PM: Well, I would say it was really difficult. I was an athlete, so that has its own challenges [and] demands that you have an intensive schedule. As a track athlete, I was competing year round. When I came I was also an independent student, meaning I did not have any financial support. So there were policies in place that made it challenging every year, like being on bursar hold because of the expected individual contribution. And of course, I didn’t have that money. But, I must say that I had support from my track coach and community — but it was still challenging. I can say today it’s a very different place. Yale has a lot of support [systems] in place now.

YH: Is there any advice you’d give to other first generation Promise scholars who come to Yale on how to succeed here?
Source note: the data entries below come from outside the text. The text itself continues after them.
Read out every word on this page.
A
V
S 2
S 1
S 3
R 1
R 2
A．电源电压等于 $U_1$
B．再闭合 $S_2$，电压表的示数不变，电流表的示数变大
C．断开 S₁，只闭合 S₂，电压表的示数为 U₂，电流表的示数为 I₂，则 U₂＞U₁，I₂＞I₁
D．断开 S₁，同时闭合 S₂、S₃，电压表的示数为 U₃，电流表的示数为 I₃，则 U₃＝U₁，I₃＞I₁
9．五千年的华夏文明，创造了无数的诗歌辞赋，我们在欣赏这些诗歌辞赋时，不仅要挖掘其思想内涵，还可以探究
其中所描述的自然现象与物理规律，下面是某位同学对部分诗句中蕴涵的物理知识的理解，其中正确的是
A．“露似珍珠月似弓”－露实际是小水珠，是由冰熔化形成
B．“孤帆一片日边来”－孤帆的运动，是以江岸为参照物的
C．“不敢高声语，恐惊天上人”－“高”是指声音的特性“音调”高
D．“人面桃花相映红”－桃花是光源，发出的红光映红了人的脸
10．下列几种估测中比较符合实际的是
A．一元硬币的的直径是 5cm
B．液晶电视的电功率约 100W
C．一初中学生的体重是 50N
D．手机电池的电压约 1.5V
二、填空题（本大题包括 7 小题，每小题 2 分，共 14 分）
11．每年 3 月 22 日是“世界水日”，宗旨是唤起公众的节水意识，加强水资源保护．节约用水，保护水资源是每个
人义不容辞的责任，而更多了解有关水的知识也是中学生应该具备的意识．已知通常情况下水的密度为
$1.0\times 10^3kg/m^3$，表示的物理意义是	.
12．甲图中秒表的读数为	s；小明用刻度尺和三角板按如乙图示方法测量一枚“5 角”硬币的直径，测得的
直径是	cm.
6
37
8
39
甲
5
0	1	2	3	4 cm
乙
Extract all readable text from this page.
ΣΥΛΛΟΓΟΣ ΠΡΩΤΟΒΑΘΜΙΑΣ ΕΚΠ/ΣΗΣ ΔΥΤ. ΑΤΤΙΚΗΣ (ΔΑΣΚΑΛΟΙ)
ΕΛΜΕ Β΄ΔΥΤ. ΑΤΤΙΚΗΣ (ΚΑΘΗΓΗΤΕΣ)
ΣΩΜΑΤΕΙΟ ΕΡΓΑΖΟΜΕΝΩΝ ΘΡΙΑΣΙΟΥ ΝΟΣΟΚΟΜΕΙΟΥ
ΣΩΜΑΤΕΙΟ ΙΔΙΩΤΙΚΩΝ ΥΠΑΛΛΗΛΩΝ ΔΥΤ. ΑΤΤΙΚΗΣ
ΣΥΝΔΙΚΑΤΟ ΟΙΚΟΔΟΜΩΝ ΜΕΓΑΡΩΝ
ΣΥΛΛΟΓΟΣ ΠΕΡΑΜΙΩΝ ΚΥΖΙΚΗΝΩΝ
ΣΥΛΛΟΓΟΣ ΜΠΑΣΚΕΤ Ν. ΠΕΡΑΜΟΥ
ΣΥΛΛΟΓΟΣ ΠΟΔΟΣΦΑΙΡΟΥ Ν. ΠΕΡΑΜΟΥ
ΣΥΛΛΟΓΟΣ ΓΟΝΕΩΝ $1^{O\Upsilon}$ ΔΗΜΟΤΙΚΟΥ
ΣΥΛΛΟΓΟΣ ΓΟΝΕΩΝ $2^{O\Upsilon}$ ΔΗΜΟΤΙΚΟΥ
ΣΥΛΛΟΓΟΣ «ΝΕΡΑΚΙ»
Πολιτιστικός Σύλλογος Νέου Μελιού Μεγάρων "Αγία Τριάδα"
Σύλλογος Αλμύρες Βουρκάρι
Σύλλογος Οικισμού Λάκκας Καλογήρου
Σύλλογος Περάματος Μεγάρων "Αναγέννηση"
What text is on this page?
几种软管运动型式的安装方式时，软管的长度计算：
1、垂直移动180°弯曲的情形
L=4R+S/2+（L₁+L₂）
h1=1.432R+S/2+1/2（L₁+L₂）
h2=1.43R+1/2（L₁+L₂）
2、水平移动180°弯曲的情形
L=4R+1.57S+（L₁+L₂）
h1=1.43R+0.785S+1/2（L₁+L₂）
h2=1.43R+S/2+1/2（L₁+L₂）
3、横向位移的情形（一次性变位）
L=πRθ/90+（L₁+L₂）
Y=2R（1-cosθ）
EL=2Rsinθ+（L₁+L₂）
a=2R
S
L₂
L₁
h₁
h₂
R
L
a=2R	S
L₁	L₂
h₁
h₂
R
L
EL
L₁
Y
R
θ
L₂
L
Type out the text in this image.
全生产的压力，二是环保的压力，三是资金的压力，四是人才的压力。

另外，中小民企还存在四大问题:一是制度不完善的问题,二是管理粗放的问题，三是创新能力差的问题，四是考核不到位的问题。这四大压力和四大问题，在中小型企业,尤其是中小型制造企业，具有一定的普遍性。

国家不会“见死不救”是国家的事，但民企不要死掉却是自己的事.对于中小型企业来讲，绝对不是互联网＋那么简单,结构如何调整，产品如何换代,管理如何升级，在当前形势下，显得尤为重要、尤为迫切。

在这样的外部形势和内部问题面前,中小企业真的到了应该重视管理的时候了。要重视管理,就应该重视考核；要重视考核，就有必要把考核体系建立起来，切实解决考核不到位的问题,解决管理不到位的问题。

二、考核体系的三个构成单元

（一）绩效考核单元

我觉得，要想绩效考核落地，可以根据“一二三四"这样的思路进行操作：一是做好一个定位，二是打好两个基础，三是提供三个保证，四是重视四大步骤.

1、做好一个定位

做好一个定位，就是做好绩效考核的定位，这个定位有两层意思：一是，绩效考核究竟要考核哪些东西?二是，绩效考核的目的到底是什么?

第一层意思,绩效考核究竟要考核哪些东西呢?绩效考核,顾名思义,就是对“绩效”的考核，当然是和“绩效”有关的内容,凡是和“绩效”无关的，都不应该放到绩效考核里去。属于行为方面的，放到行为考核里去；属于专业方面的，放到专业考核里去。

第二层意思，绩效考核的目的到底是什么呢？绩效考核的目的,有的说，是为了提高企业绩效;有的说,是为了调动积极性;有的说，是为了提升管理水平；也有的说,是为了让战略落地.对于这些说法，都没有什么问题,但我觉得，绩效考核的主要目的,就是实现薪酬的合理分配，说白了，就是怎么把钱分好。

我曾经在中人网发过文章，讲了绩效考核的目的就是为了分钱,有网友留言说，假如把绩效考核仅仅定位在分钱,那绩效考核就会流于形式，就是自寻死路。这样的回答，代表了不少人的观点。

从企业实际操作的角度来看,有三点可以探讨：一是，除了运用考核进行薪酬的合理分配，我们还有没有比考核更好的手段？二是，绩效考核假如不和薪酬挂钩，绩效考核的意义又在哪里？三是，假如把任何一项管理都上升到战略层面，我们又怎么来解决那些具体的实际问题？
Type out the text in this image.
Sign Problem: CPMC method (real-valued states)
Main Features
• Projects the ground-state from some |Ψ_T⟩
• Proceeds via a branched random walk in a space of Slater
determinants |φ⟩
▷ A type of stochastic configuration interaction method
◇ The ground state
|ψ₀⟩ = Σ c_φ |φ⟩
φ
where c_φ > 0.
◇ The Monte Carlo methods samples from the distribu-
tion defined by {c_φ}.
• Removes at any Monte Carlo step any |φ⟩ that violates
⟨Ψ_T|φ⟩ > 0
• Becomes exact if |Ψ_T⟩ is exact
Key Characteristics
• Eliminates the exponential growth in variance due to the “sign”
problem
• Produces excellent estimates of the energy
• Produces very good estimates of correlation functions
PM: Absolutely. I participate in 1stGenYale. It’s been a group for a couple of years now, so I’m heavily involved with that organization, which is an alumni group. I’ve also been involved with the Yale Club of New Haven [and] the Yale Black Alumni Association, so I’m constantly giving advice. Now the advice that I give them (I’ve been talking about my involvement) is to take advantage of everything that’s here, to take advantage of the resources. Yale was difficult for me because I was very shy, I had come from a very small school, and I just didn’t take advantage of the resources that I could have taken advantage of. They were there, but I was too shy to even access those things. And so my advice is always to connect: you can develop your [own] small community. It’s really important to be in a place with people who look like you. Go to the Afro-Am Center. Go to La Casa. There’s just everything. And there are a lot of activities that bring first-gen students together with first-gen alums to share their stories. I think that’s very helpful as well.

YH: Are there any challenges New Haven Promise is facing right now? What is the next goal for New Haven Promise?

PM: We’ve just had very strong growth. And success is wonderful, but you have to always build your infrastructure to keep up with the growth. I’d say that’s the biggest challenge — that we’re successful. With success comes a lot of work. We’re looking at ways that we form new partnerships to deepen our work. Because of our success, a lot of other Promise programs and cities would like for us to share our practice. So, we are now working on a mini conference where we can bring individuals here and tell our story. I would have to say we’re one of the most successful Promise programs in the country given our impact. And we don’t spend the most money. We’re kind of on the small end in terms of the amount of money that we spend, but we’ve had a pretty large impact for the investment that we’ve made. And I think that’s because we’ve been quite strategic: we use technology, we use social media, we have great partnerships, and we have wonderful collaborators and really great leadership here. And I think all those things have helped make this the success that it is. Many other cities are struggling and thinking, “What can we do? Do we need to raise a hundred million dollars?” No, you don’t. You can do it with a lot less. Because Promise is an incentive, it really gets people motivated and energized so that everybody’s rowing in the right direction — rowing together. And through that, you can get so much more done. And I would say that’s pretty much been our mantra, and I think our results reinforce that.

YH: How long do you see yourself working for New Haven Promise?

PM: Well, there’s still a lot of work to be done! I love what I do, I love being back at Yale, working so closely with the University, and I’m really proud that my alma mater does this. Because there isn’t another college in the country that pays millions of dollars for the city kids to attend other universities. It’s really quite phenomenal. And so, you know, I think I’ll be here. I’m not thinking about anything else at this point because we still have plenty of work to do.